Nesse jogo a pergunta é: onde vou guardar e fazer minhas coisas? No PC, console ou na web? Do meu sofá, digo que cada vez mais mergulho na web. Tomo banho de web 2.0 e não abro mão de suas facilidades. Para as grandes marcas envolvidas a resposta – ou o chute – podem definir o campeonato. O Google joga no ataque, investe pesado em datacenters e web apps. A Apple domina o gosto e desejo e a Microsoft…, é a Microsoft. Avança por todos os lados, às vezes sem coordenação no ataque. Garanto que vamos assistir bons jogos nos próximos 5 anos.

 

Na web tem: Kanji

Queria um adesivo do meu apelido em Kanji para colar no notebook. Fácil, pensei. Meu pai escreve, eu redesenho e mando plotar na esquina. Tsk, tsk, tsk. Nada fácil. Por isso comprar fontes é tão caro. Google aqui, google ali e achei o Oren. Um site de um japa, escrito em inglês macarrônico que por 5 doletas te entrega qualquer coisa em Kanji. Você escolhe o tipo – sim, existem vários tipos – envia o texto, paga via PayPal e recebe no dia seguinte. Ele oferece também tatuagens adesivas e carimbos de kanji, que são uma verdadeira mania nacional japonesa. Kanji? Na web tem.

 

Depois do sucesso dos Rigtones, Horntones!

Já pensou em personalizar o toque da buzina do seu carro? Tudo bem, aqui no Brasil a idéia não é original! Mas o Horntones parece ser muito mais legal que aquele irritante pica-pau utilizado nas Kombis por aí. Com ele você baixa os seus toques preferidos da web e, através de um Flash Drive USB e um adaptador no seu carro, personaliza a buzina do carango. Hum…

[Via Techdigest]

 

Bye bye Mr.

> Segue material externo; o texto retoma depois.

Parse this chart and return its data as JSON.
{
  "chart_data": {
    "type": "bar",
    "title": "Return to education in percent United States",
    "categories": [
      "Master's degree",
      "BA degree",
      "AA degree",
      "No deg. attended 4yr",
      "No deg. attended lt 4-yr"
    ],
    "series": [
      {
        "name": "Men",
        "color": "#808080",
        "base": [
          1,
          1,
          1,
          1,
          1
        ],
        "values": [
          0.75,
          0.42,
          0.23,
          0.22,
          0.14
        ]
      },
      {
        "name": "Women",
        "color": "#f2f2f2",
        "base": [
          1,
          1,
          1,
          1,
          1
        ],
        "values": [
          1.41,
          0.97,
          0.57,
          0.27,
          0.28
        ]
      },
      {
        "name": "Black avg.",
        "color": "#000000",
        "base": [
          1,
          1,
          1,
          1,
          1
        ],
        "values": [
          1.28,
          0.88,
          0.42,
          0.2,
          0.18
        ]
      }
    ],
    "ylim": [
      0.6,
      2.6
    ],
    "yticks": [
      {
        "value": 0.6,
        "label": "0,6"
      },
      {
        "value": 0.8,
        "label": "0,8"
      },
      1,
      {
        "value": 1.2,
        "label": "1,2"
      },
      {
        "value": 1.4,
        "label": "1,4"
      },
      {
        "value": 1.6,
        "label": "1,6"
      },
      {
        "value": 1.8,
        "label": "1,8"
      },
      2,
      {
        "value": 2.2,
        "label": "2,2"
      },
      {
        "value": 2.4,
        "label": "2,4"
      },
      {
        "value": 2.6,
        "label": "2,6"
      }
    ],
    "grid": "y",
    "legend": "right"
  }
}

Clip

Sem alarde a Microsoft cortou o famoso Clipzinho no Office 2007. Fora do palco por default desde a versão 2003, o solicito ajudante foi eliminado de vez na nova edição do software. Nascido em 1997, o simpático assistente irritava – digo, tentava ajudar – na execução de tarefas do aplicativo. Algo como um balcão de informações. Viveu longos 10 anos. Já vai tarde.